To dismiss any writer’s words is insulting and demeans their struggle. A poorly crafted novel, with stilted, forced dialogue and equally unsympathetic characters, or the best information made exciting and alive with flourishes of language and words I can taste, have their genesis from only one source — the dictionary. I think of some stinkers I have started and now, finally, I don’t feel guilty putting them down. I’m guessing those authors failed to select the correct words or put them in better order.

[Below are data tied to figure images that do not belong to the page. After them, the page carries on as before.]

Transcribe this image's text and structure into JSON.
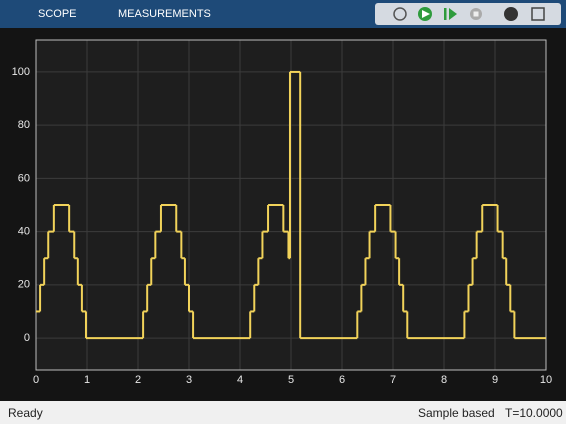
{
  "tabs": [
    "SCOPE",
    "MEASUREMENTS"
  ],
  "chart_data": {
    "type": "line",
    "drawstyle": "steps-post",
    "x": [
      0,
      0.08,
      0.16,
      0.24,
      0.35,
      0.65,
      0.75,
      0.82,
      0.9,
      0.98,
      2.1,
      2.18,
      2.26,
      2.34,
      2.45,
      2.75,
      2.85,
      2.92,
      3.0,
      3.08,
      4.2,
      4.28,
      4.36,
      4.44,
      4.55,
      4.85,
      4.95,
      4.98,
      5.18,
      6.3,
      6.38,
      6.46,
      6.54,
      6.65,
      6.95,
      7.05,
      7.12,
      7.2,
      7.28,
      8.4,
      8.48,
      8.56,
      8.64,
      8.75,
      9.05,
      9.15,
      9.22,
      9.3,
      9.38,
      10
    ],
    "values": [
      10,
      20,
      30,
      40,
      50,
      40,
      30,
      20,
      10,
      0,
      10,
      20,
      30,
      40,
      50,
      40,
      30,
      20,
      10,
      0,
      10,
      20,
      30,
      40,
      50,
      40,
      30,
      100,
      0,
      10,
      20,
      30,
      40,
      50,
      40,
      30,
      20,
      10,
      0,
      10,
      20,
      30,
      40,
      50,
      40,
      30,
      20,
      10,
      0,
      0
    ],
    "color": "#f2d35a",
    "xlim": [
      0,
      10
    ],
    "xticks": [
      0,
      1,
      2,
      3,
      4,
      5,
      6,
      7,
      8,
      9,
      10
    ],
    "ylim": [
      -12,
      112
    ],
    "yticks": [
      0,
      20,
      40,
      60,
      80,
      100
    ],
    "grid": true
  },
  "status": {
    "left": "Ready",
    "mode": "Sample based",
    "time": "T=10.0000"
  }
}
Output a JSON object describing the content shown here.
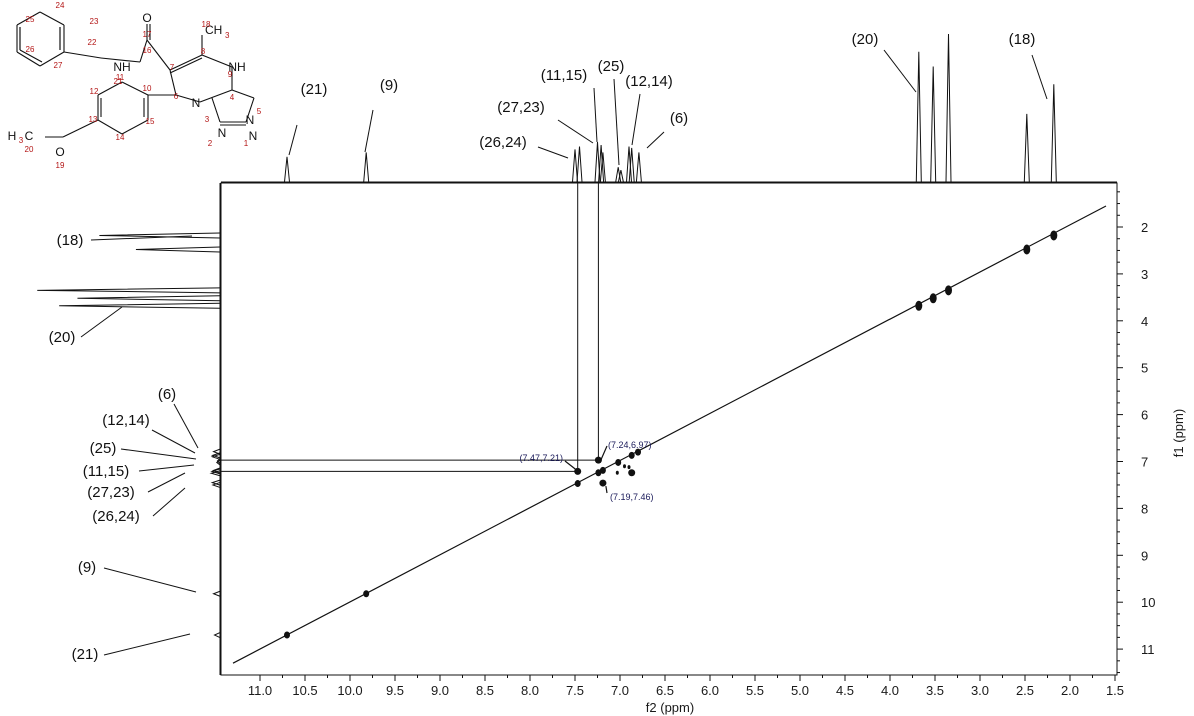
{
  "chart_data": {
    "type": "scatter",
    "subtype": "2D NMR COSY contour plot with 1D projections",
    "xlabel": "f2 (ppm)",
    "ylabel": "f1 (ppm)",
    "xlim": [
      11.3,
      1.5
    ],
    "ylim": [
      1.6,
      11.4
    ],
    "x_ticks": [
      "11.0",
      "10.5",
      "10.0",
      "9.5",
      "9.0",
      "8.5",
      "8.0",
      "7.5",
      "7.0",
      "6.5",
      "6.0",
      "5.5",
      "5.0",
      "4.5",
      "4.0",
      "3.5",
      "3.0",
      "2.5",
      "2.0",
      "1.5"
    ],
    "x_tick_values": [
      11.0,
      10.5,
      10.0,
      9.5,
      9.0,
      8.5,
      8.0,
      7.5,
      7.0,
      6.5,
      6.0,
      5.5,
      5.0,
      4.5,
      4.0,
      3.5,
      3.0,
      2.5,
      2.0,
      1.5
    ],
    "y_ticks": [
      "2",
      "3",
      "4",
      "5",
      "6",
      "7",
      "8",
      "9",
      "10",
      "11"
    ],
    "y_tick_values": [
      2,
      3,
      4,
      5,
      6,
      7,
      8,
      9,
      10,
      11
    ],
    "diagonal_peaks": [
      {
        "x": 10.7,
        "y": 10.7
      },
      {
        "x": 9.82,
        "y": 9.82
      },
      {
        "x": 7.47,
        "y": 7.47
      },
      {
        "x": 7.24,
        "y": 7.24
      },
      {
        "x": 7.19,
        "y": 7.19
      },
      {
        "x": 7.02,
        "y": 7.02
      },
      {
        "x": 6.87,
        "y": 6.87
      },
      {
        "x": 6.8,
        "y": 6.8
      },
      {
        "x": 3.68,
        "y": 3.68
      },
      {
        "x": 3.52,
        "y": 3.52
      },
      {
        "x": 3.35,
        "y": 3.35
      },
      {
        "x": 2.48,
        "y": 2.48
      },
      {
        "x": 2.18,
        "y": 2.18
      }
    ],
    "cross_peaks": [
      {
        "x": 7.47,
        "y": 7.21,
        "label": "(7.47,7.21)"
      },
      {
        "x": 7.24,
        "y": 6.97,
        "label": "(7.24,6.97)"
      },
      {
        "x": 7.19,
        "y": 7.46,
        "label": "(7.19,7.46)"
      },
      {
        "x": 6.87,
        "y": 7.24,
        "label": ""
      }
    ],
    "top_projection_peaks": [
      {
        "ppm": 10.7,
        "height": 0.17,
        "label": "(21)"
      },
      {
        "ppm": 9.82,
        "height": 0.2,
        "label": "(9)"
      },
      {
        "ppm": 7.5,
        "height": 0.22,
        "label": ""
      },
      {
        "ppm": 7.45,
        "height": 0.24,
        "label": "(26,24)"
      },
      {
        "ppm": 7.25,
        "height": 0.27,
        "label": ""
      },
      {
        "ppm": 7.21,
        "height": 0.25,
        "label": "(27,23)"
      },
      {
        "ppm": 7.19,
        "height": 0.2,
        "label": "(11,15)"
      },
      {
        "ppm": 7.02,
        "height": 0.1,
        "label": ""
      },
      {
        "ppm": 6.99,
        "height": 0.08,
        "label": "(25)"
      },
      {
        "ppm": 6.9,
        "height": 0.24,
        "label": ""
      },
      {
        "ppm": 6.87,
        "height": 0.23,
        "label": "(12,14)"
      },
      {
        "ppm": 6.79,
        "height": 0.2,
        "label": "(6)"
      },
      {
        "ppm": 3.68,
        "height": 0.88,
        "label": "(20)"
      },
      {
        "ppm": 3.52,
        "height": 0.78,
        "label": ""
      },
      {
        "ppm": 3.35,
        "height": 1.0,
        "label": ""
      },
      {
        "ppm": 2.48,
        "height": 0.46,
        "label": ""
      },
      {
        "ppm": 2.18,
        "height": 0.66,
        "label": "(18)"
      }
    ],
    "left_projection_labels": [
      "(18)",
      "(20)",
      "(6)",
      "(12,14)",
      "(25)",
      "(11,15)",
      "(27,23)",
      "(26,24)",
      "(9)",
      "(21)"
    ],
    "structure": {
      "atoms": [
        "O",
        "NH",
        "CH3",
        "NH",
        "N",
        "N",
        "N",
        "N",
        "H3C",
        "O"
      ],
      "atom_numbers": [
        "1",
        "2",
        "3",
        "4",
        "5",
        "6",
        "7",
        "8",
        "9",
        "10",
        "11",
        "12",
        "13",
        "14",
        "15",
        "16",
        "17",
        "18",
        "19",
        "20",
        "21",
        "22",
        "23",
        "24",
        "25",
        "26",
        "27"
      ]
    },
    "grid": false,
    "legend": "none"
  }
}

What separated books I kept from those I dismissed might have been at the hormonal, reptilian level. Are juicy words few others know, useful phrases, terms, or pithy ripostes; quotations, maybe words, and phrases to be weaponized and flung at someone over the barbecue. Absorbing consequential information spoken out or injected into my writing is always a pleasure. Nevertheless, every writer who writes puts in the time works out their thoughts, conjures a story, gives life to characters, attempts to make meaning and emotion from their mind or gut, and sometimes the heavy lifting of research, too. To be thumped by editors or readers that penetrate and wound is the risk. They, we, I, must be respected — or pitied. Maybe I had that in the back of my mind when I parted with those volumes for which I had neither use nor room. I think if space were not at issue, I’d keep them all, good not so good — if for no other reason than avoiding a choice of who lives and who dies.